Сципион едва не рассмеялся от удовольствия, вызванного такой отчаянной остротой. Он даже не сразу понял, что это высказывание открывало ему сразу и пропасть, и вершину: в прозвучавшей фразе можно было увидеть и презрение к нему, Сципиону, как к пустому месту, ни на что не претендующему, и тут же — узреть высшую похвалу как личности несравненной, одна победа над которой сразу возносит человека над всеми смертными.
— Вот ты тут похваляешься, топаешь как победитель, — после паузы заговорил Публий, — а мне не понятно, как ты можешь гордиться победами, которые в конце концов привели твой народ к краху. Неужели тебе доставляет удовольствие, что твое имя часто мелькает у поэтов и историков, в то время как название «Карфаген» все реже звучит в реальной современной жизни? Неужели возможно считать себя победителем, когда все, кто был с тобою, проиграли?
— Ну, Корнелий, тут тебе явно изменил дипломатический такт!
— Ничуть, Баркид, просто я ориентируюсь на уровень собеседника. Так отвечай же!
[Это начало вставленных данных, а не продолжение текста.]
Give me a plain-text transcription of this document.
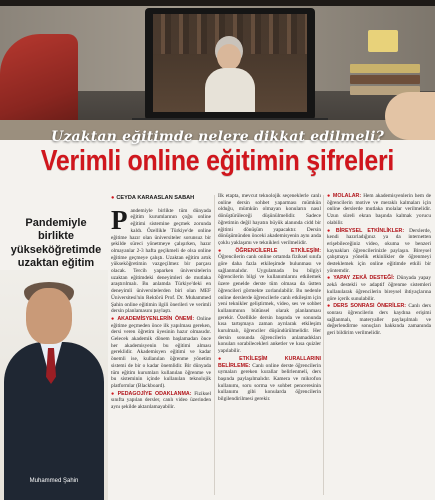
Uzaktan eğitimde nelere dikkat edilmeli?
Verimli online eğitimin şifreleri
Pandemiyle birlikte yükseköğretimde uzaktan eğitim
Muhammed Şahin
● CEYDA KARAASLAN SABAH

Pandemiyle birlikte tüm dünyada eğitim kurumlarının çoğu online eğitimi sistemine geçmek zorunda kaldı. Özellikle Türkiye'de online eğitime hazır olan üniversiteler sorunsuz bir şekilde süreci yönetmeye çalışırken, hazır olmayanlar 2-3 hafta geçikmeli de olsa online eğitime geçmeye çalıştı. Uzaktan eğitim artık yükseköğretimin vazgeçilmez bir parçası olacak. Tercih yaparken üniversitelerin uzaktan eğitimdeki deneyimleri de mutlaka araştırılmalı. Bu anlamda Türkiye'deki en deneyimli üniversitelerden biri olan MEF Üniversitesi'nin Rektörü Prof. Dr. Muhammed Şahin online eğitimin ilgili önerileri ve verimli dersin planlamasını paylaştı.

● AKADEMİSYENLERİN ÖNEMİ: Online eğitime geçmeden önce ilk yapılması gereken, dersi veren öğretim üyesinin hazır olmasıdır. Gelecek akademik dönem başlamadan önce her akademisyenin bu eğitimi alması gereklidir. Akademisyen eğitimi ve kadar önemli ise, kullanılan öğrenme yönetim sistemi de bir o kadar önemlidir. Bir dünyada tüm eğitim kurumları kullanılan öğrenme ve bu sisteminin içinde kullanılan teknolojik platformlar (Blackboard).

● PEDAGOJİYE ODAKLANMA: Fiziksel sınıfta yapılan dersler, canlı video üzerinden aynı şekilde aktarılamayabilir.

İlk etapta, mevcut teknolojik seçeneklerle canlı online dersin sohbet yaparması mümkün olduğu, mümkün olmayan konuların nasıl dönüştürüleceği düşünülmelidir. Sadece öğretimin değil hayatın büyük alanında cidd bir eğitimi dönüşüm yapacaktır. Dersin dönüşümünden önceki akademisyenin aynı anda çoklu yaklaşımı ve teknikleri verilmelidir.

● ÖĞRENCİLERLE ETKİLEŞİM: Öğrencilerin canlı online ortamda fiziksel sınıfa göre daha fazla etkileşimde bulunması ve sağlanmalıdır. Uygulamada bu bilgiyi öğrencilerin bilgi ve kullanımlarını etkilemek üzere genelde derste tüm olmasa da üstten öğrencileri görmekte zorlanılabilir. Bu nedenle online derslerde öğrencilerle canlı etkileşim için yeni teknikler geliştirmek, video, ses ve sohbet kullanımının bütünsel olarak planlanması gerekir. Özellikle dersin başında ve sonunda kısa tartışmaya zaman ayrılarak etkileşim kurulmalı, öğrenciler düşündürülmelidir. Her dersin sonunda öğrencilerin anlamadıkları konuları sorabilecekleri anketler ve kısa quizler yapılabilir.

● ETKİLEŞİM KURALLARINI BELİRLEME: Canlı online derste öğrencilerin uymaları gereken kurallar belirlenmeli, ders başında paylaşılmalıdır. Kamera ve mikrofon kullanımı, soru sorma ve sohbet penceresinin kullanımı gibi konularda öğrencilerin bilgilendirilmesi gerekir.

● MOLALAR: Hem akademisyenlerin hem de öğrencilerin motive ve meraklı kalmaları için online derslerde mutlaka molalar verilmelidir. Uzun süreli ekran başında kalmak yorucu olabilir.

● BİREYSEL ETKİNLİKLER: Derslerde, kendi hazırladığınız ya da internetten erişebileceğiniz video, okuma ve benzeri kaynakları öğrencilerinizle paylaşın. Bireysel çalışmaya yönelik etkinlikler de öğrenmeyi desteklemek için online eğitimde etkili bir yöntemdir.

● YAPAY ZEKÂ DESTEĞİ: Dünyada yapay zekâ destekli ve adaptif öğrenme sistemleri kullanılarak öğrencilerin bireysel ihtiyaçlarına göre içerik sunulabilir.

● DERS SONRASI ÖNERİLER: Canlı ders sonrası öğrencilerin ders kaydına erişimi sağlanmalı, materyaller paylaşılmalı ve değerlendirme sonuçları hakkında zamanında geri bildirim verilmelidir.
— Хорошо, ответ будет столь же острым, сколь и вопрос. Попытаюсь и я приноровиться к уровню оппонента. Слушай же, Корнелий, да только не опьяней от крепких слов: разгадка содержится в самом твоем вопросе и, чтобы извлечь ее на свет, достаточно очистить от шелухи эмоций. Так и всегда надлежит поступать настоящим мужчинам, ибо эмоции хороши лишь для толпы, дабы нам было за что ее ухватить, и для женщин, дабы они могли скрыть отсутствие всего остального. Отвечаю же: я действительно победил, а Карт-Хадашт в самом деле проиграл. Все удачи — плод моих заслуг, все беды — итог глупости и ничтожества карфагенян. Моя же победа огромна! Она заключается даже не в том, что произошло у Требии, Тразименском озере и Ауфиде, хотя и это немало, а в том, какие горизонты я открыл сильным людям. Я показал, на что способна выдающаяся личность, когда оборвет путы, коими связана со стадом посредственностей, и запряжет это самое стадо в свою колесницу. Да, Александр будто бы преуспел, а я вроде бы — нет, но не все так просто. Он сражался с азиатами, каковые уже с рождения — рабы, а я с вами, первобытными дикарями, неукротимыми в своей фанатической преданности стаду, неподвластными не только мечу и копью, но даже — деньгам! Следовательно, мои победы имеют куда большую ценность, чем его. А неудачи, как я уже отметил, целиком на совести, точнее на бессовестности жалких Ганнонов, да Газдрубаалов. Потому я — победитель.